In his own conversation with reporters at the summit, Damon Dash, co-chair of the Hip-Hop Summit Action Network and CEO of Roc-A-Fella Records, the major label whose artists include West, admitted that political rap does not sell and that rappers have to slip wisdom into more commercial work.
“Sometimes it’s not in our best interests to let people know how smart we are,” Dash said.
“That says it all,” observed Mark McPhail, a professor at Miami University in Oxford, Ohio, where he is conducting a course on Freedom Summer on the very campus where civil rights volunteers were trained before being dispatched to Mississippi.
McPhail, author of “The Rhetoric of Racism,” believes that hip-hop only proves that young blacks are willing to cash in doing lurid parodies of black male deviance, and that it is neither emancipating them nor transforming the thinking of the young whites who listen to them. “It’s ludicrous,” he said.
Dani McClain, 25, a teacher in Cincinnati, founded the local chapter of the League of Pissed-Off Voters, which will be holding its own national convention at Ohio State in July. She was at the Ohio State summit, and like many critics sees commercial hip-hop as something awash in materialism and misogyny. But, she said, “at its root hip-hop is all about change and about speaking the truth, about where you’re from and what’s going on in your community.”

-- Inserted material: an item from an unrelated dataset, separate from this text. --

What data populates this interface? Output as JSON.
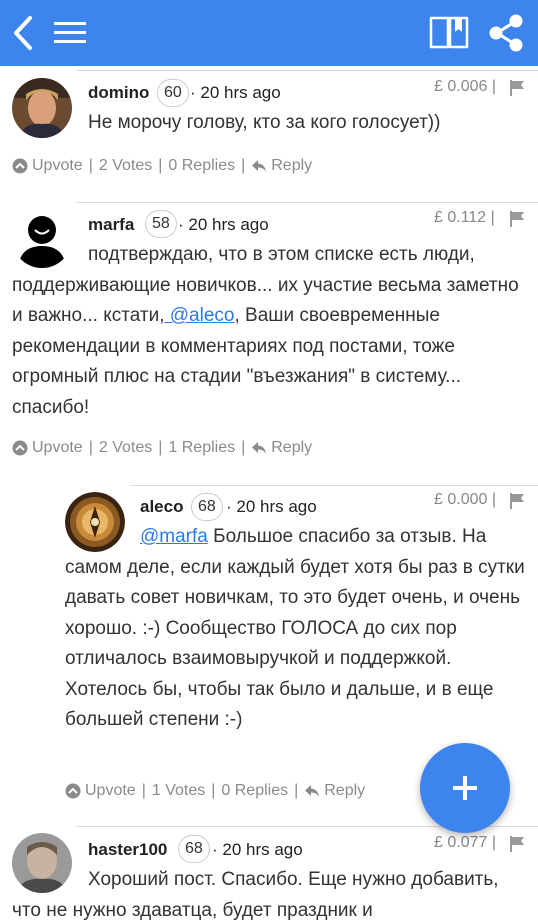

Angela Woodson, 36, the co-chair of the Newark convention, agrees. And for the community activists who will dominate that gathering, issues like drug policy, prison reform, police brutality, reparations, globalization, gentrification, AIDS and education policy are what matter most. Local campaigns loom larger than the national election.
Woodson was born weeks after Martin Luther King’s assassination. Her aunt was in Montgomery, Ala., for the bus boycott and, with Woodson’s grandmother, marched with King in Selma. Along with stories of the movement, Woodson said, she “grew up with hip-hop ever since it hit.”
But “I hated politics. I didn’t think it changed anything. I thought it totally missed everyday people.”
Then, in 1992 as she was finishing college, she met Bill Clinton at a campaign rally in Pennsylvania: “He walked up and looked you dead in the eye and asked what you wanted this America to look like.”
She has since devoted her life to state and local campaigns and helped to found Cleveland’s Blacks United in Local Democracy, instrumental in electing several challengers to the City Council.
In a milieu dominated by rhetorical flash and flourishes, Woodson is low key and mainstream. But if Bernard is right _ that “hip-hop is really coming of age” _ it may be the likes of Woodson, a skilled political operative in a swing state, who really show and prove it.